| Literature DB >> 35992970 |
R Y Kow1, N Mohd-Yusof1, M F Abas2, C L Low3.
Abstract
The incidence of humeral osteomyelitis is relatively rare as compared to incidence of lower limb osteomyelitis. Despite having no guideline in the management of humeral osteomyelitis, surgeons have utilised their experience in managing lower limb osteomyelitis to treat humeral osteomyelitis. By adhering to principles including thorough debridement of necrotic bone and soft tissue, staged bony and/or soft tissue reconstruction, and targeted antimicrobial therapy, a good outcome can be achieved in the management of humeral osteomyelitis. We report a case of Cierny-Mader type IV proximal humeral osteomyelitis after a severe crush injury of the left shoulder and its subsequent two-stage reconstruction using internal fixation and pedicled Latissimus dorsi musculocutaneous flap.Entities:
Keywords: crush injury; humerus; osteomyelitis; reconstruction; upper limb
Year: 2022 PMID: 35992970 PMCID: PMC9388815 DOI: 10.5704/MOJ.2207.020
Source DB: PubMed Journal: Malays Orthop J ISSN: 1985-2533
Fig. 1:(a) The patient sustained a severe crush injury of the left shoulder. (b) Plain radiograph showed a fracture at the proximal part of the left humerus. (c) After a thorough debridement, the left humerus was temporary held with three 1.6mm Kirschner wires.
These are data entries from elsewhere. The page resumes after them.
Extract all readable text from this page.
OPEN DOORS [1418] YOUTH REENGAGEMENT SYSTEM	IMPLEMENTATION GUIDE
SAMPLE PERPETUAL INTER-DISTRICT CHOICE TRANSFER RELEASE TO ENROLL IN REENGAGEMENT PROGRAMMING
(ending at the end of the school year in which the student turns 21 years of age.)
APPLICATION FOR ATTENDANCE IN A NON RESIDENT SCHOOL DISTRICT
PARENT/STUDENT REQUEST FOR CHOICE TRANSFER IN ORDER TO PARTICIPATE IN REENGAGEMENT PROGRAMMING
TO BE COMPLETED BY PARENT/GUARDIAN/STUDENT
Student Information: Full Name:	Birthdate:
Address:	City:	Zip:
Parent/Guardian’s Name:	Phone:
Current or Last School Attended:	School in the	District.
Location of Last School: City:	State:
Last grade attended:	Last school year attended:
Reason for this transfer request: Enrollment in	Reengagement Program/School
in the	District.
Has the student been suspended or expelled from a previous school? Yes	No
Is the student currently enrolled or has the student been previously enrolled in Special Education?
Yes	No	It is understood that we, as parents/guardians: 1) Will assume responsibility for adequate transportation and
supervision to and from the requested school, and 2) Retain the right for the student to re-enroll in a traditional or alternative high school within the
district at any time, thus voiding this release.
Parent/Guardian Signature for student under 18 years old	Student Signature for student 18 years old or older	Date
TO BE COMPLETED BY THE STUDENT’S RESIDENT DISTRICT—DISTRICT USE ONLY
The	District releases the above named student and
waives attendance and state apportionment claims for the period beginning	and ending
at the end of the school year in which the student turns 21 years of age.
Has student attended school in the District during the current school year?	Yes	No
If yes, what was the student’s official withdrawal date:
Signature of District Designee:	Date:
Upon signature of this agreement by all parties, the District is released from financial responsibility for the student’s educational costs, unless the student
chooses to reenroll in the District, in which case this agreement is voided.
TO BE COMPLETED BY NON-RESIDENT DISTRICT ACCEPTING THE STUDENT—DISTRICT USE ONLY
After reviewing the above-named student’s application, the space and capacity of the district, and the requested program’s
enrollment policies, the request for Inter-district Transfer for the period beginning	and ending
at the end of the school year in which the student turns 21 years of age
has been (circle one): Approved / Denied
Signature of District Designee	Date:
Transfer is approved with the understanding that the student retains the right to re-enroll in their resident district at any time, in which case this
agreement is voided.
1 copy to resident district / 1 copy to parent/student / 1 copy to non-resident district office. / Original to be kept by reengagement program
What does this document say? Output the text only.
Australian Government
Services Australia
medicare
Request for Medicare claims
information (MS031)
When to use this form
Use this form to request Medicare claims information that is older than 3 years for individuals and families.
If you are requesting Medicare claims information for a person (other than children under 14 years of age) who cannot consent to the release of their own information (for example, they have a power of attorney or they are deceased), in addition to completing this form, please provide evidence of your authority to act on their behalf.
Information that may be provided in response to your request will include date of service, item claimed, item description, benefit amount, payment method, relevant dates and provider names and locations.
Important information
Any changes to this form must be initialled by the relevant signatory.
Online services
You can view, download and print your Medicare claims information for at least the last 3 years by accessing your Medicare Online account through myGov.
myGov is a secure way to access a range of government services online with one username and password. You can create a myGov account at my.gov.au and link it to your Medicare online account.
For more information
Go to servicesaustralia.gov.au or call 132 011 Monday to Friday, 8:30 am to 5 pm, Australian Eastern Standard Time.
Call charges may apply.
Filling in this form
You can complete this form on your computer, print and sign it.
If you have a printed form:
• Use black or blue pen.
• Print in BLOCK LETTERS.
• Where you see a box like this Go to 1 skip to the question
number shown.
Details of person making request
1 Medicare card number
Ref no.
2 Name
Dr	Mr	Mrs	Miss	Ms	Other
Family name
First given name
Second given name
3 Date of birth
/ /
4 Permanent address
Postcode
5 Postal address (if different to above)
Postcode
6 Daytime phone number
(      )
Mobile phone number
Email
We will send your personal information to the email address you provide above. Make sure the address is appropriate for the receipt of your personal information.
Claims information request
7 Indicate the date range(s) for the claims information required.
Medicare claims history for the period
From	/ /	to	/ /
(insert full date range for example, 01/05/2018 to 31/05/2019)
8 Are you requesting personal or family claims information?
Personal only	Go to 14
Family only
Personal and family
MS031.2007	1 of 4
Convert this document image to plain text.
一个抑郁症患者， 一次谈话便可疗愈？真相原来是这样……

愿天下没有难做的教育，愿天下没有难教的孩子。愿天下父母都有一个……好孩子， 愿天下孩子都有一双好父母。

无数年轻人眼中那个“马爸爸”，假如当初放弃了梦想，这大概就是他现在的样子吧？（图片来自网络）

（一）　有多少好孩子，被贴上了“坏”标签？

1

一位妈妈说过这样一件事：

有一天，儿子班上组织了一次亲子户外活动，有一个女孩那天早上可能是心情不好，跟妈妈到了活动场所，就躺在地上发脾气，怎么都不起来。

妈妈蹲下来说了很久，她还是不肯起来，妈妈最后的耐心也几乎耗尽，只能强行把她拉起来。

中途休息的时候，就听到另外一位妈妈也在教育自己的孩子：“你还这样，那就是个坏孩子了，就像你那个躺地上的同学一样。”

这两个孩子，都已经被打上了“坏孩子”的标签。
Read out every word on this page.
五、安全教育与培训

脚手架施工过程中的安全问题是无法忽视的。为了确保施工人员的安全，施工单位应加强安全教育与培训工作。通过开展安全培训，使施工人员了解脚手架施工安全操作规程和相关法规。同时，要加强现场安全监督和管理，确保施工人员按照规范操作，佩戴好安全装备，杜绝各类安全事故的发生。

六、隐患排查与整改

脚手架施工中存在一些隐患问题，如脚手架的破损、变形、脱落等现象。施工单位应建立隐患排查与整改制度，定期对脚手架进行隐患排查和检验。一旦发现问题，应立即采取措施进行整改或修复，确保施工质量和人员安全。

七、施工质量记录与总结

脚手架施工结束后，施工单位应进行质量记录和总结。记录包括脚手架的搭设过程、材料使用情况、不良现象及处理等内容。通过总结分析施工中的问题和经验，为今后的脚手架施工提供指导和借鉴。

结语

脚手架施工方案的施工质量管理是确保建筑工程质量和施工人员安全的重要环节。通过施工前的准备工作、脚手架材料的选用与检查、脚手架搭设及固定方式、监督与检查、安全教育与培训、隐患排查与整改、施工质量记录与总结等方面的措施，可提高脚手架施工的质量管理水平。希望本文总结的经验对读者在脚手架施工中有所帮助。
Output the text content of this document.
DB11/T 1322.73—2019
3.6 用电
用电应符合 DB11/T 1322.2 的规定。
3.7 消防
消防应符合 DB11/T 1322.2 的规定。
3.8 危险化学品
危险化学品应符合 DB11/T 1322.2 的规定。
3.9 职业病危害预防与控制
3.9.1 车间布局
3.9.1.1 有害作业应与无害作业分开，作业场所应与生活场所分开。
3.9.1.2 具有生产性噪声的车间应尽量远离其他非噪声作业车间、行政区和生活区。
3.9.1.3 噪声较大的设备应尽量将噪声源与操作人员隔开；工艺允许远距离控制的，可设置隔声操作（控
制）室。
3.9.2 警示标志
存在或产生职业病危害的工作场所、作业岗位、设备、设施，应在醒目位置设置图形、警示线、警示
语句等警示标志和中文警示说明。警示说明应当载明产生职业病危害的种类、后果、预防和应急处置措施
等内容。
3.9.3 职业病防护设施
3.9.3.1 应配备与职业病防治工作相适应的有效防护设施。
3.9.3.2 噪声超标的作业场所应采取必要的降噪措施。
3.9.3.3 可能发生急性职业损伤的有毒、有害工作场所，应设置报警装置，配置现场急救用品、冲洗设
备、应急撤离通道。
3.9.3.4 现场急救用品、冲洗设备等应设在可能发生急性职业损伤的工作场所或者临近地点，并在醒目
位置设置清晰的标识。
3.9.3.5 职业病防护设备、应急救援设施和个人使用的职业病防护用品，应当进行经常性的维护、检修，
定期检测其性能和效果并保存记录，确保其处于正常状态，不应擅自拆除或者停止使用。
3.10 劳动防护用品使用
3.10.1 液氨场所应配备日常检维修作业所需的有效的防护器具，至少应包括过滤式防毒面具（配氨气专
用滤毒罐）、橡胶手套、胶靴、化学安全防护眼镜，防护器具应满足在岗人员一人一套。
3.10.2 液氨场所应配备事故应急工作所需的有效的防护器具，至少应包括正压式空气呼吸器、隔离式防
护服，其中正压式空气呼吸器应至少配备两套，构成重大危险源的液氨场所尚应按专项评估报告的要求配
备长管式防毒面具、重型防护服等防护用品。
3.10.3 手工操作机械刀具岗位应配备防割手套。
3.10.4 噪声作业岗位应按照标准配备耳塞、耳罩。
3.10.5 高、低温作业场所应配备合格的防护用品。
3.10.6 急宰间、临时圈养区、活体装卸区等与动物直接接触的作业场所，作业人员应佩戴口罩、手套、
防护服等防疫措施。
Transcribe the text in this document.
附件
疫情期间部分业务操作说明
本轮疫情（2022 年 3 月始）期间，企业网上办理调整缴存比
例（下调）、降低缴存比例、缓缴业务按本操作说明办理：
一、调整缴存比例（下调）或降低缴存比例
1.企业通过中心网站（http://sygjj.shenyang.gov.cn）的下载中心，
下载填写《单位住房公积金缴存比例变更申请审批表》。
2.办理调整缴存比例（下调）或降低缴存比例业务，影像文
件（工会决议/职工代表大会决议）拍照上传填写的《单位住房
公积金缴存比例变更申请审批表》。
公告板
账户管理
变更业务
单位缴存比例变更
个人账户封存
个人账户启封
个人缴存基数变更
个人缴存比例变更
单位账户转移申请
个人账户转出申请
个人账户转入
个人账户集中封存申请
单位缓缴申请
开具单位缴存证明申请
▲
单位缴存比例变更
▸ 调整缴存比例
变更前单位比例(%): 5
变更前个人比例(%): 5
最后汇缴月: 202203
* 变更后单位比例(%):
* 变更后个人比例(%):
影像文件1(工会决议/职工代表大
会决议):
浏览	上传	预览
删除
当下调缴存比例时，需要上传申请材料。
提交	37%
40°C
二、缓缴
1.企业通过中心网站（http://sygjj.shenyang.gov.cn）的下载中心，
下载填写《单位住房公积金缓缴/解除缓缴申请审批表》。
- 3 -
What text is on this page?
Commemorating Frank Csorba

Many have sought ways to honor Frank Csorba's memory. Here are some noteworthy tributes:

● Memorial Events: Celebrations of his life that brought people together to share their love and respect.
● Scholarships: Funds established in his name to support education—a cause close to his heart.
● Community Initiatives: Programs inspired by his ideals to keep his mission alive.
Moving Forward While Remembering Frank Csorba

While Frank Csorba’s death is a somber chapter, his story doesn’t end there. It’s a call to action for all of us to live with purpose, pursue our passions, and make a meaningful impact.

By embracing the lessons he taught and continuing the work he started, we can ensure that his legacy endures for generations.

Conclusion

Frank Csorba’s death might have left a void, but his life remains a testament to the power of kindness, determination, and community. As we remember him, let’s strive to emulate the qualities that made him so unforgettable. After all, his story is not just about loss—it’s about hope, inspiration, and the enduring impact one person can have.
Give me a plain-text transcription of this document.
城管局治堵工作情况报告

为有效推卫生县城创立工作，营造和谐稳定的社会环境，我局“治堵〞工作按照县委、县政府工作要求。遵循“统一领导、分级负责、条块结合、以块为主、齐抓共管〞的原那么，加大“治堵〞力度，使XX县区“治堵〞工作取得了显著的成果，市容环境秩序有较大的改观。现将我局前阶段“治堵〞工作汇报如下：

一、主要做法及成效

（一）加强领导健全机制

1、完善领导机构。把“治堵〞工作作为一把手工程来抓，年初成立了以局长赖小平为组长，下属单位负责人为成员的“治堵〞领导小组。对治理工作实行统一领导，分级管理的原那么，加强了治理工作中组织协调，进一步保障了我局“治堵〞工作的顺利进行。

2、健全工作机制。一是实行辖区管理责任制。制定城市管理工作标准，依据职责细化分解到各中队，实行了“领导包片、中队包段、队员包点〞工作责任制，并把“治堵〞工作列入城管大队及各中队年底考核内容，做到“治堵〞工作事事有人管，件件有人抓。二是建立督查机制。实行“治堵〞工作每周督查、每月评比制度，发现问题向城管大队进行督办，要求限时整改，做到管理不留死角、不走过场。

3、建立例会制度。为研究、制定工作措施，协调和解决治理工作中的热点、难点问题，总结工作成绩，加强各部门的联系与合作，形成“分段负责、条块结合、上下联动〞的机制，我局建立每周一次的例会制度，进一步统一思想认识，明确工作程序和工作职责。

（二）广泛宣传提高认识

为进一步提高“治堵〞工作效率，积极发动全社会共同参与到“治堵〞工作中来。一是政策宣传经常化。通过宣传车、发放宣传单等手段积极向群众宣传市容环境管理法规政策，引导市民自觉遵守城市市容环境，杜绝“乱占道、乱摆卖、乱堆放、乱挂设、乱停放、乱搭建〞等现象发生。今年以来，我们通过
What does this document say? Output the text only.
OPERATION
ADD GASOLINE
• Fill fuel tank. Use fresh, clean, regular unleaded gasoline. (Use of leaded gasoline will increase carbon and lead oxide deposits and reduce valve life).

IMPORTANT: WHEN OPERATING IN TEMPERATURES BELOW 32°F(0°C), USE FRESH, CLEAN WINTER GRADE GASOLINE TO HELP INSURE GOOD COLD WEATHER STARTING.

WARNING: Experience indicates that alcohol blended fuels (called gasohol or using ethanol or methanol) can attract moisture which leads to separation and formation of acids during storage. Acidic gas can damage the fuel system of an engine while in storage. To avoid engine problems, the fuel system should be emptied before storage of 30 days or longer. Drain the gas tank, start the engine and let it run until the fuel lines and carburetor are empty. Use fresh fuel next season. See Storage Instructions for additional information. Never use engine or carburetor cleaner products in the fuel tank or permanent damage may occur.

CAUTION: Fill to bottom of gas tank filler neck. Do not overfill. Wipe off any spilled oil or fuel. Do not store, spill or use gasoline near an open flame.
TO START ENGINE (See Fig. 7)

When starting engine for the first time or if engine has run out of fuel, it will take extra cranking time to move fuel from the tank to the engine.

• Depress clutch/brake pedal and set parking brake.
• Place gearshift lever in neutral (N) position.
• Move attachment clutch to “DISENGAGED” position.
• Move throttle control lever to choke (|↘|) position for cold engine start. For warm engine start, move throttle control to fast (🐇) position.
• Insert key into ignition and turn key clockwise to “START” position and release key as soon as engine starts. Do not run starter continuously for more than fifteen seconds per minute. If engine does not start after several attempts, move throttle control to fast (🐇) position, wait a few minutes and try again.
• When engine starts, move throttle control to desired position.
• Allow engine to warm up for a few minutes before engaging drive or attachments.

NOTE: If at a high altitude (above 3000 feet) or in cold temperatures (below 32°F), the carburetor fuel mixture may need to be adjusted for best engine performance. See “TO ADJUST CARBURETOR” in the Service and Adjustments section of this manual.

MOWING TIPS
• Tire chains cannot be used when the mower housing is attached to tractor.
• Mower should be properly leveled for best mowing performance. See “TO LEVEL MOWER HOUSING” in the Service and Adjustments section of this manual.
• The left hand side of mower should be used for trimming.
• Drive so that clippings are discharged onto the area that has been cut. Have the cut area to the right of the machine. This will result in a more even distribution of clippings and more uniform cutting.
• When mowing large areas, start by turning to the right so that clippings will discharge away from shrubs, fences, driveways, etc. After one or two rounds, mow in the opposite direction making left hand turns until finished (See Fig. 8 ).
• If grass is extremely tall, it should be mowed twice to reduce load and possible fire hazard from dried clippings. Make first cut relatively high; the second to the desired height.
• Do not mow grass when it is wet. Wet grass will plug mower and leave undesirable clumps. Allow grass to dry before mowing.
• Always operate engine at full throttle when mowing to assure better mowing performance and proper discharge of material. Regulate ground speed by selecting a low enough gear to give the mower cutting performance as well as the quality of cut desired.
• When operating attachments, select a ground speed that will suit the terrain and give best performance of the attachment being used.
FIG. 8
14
Fig. 2:(a) Two months after the initial surgery, he presented with persistent sinus discharge (yellow arrow) at the anterolateral aspect of his left shoulder. (b) Plain radiograph of the left humerus showed sequestrum located at the proximal part of the left humerus. (c) Computed tomography of the left humerus provided a detailed delineation of the sequestrum, thus assisting in the planning of bony resection to remove the sequestrum.
Fig. 3:(a) Pre-operative planning of pedicled musculocutaneous latissimus dorsi flap. (b) The pre-planned pedicled musculocutaneous latissimus dorsi flap was raised. (c and d) Plain radiographs (AP and lateral view) showed there was no residual sequestrum after sequestrectomy. (e and f) Final plain radiographs in AP and lateral view. After completion of antibiotics and reducing septic parameters, a second-stage procedure was carried out, involving acute shortening, Proximal Humerus Internal Locking System (PHILOS) insertion, iliac bone grafting and pedicled musculocutaneous latissimus dorsi flap. (g) The pedicled musculocutaneous latissimus dorsi flap was used to cover the soft tissue defect of the shoulder. (h) Post-operatively, the flap appeared to be healthy. (i) Two years after the second stage surgery, the patient achieved both bony union and soft tissue recovery. (j) The shoulder adduction was good. (k) The patient was able to achieve forward flexion up to 90°. (l) The patient was able to achieve abduction up to 100°.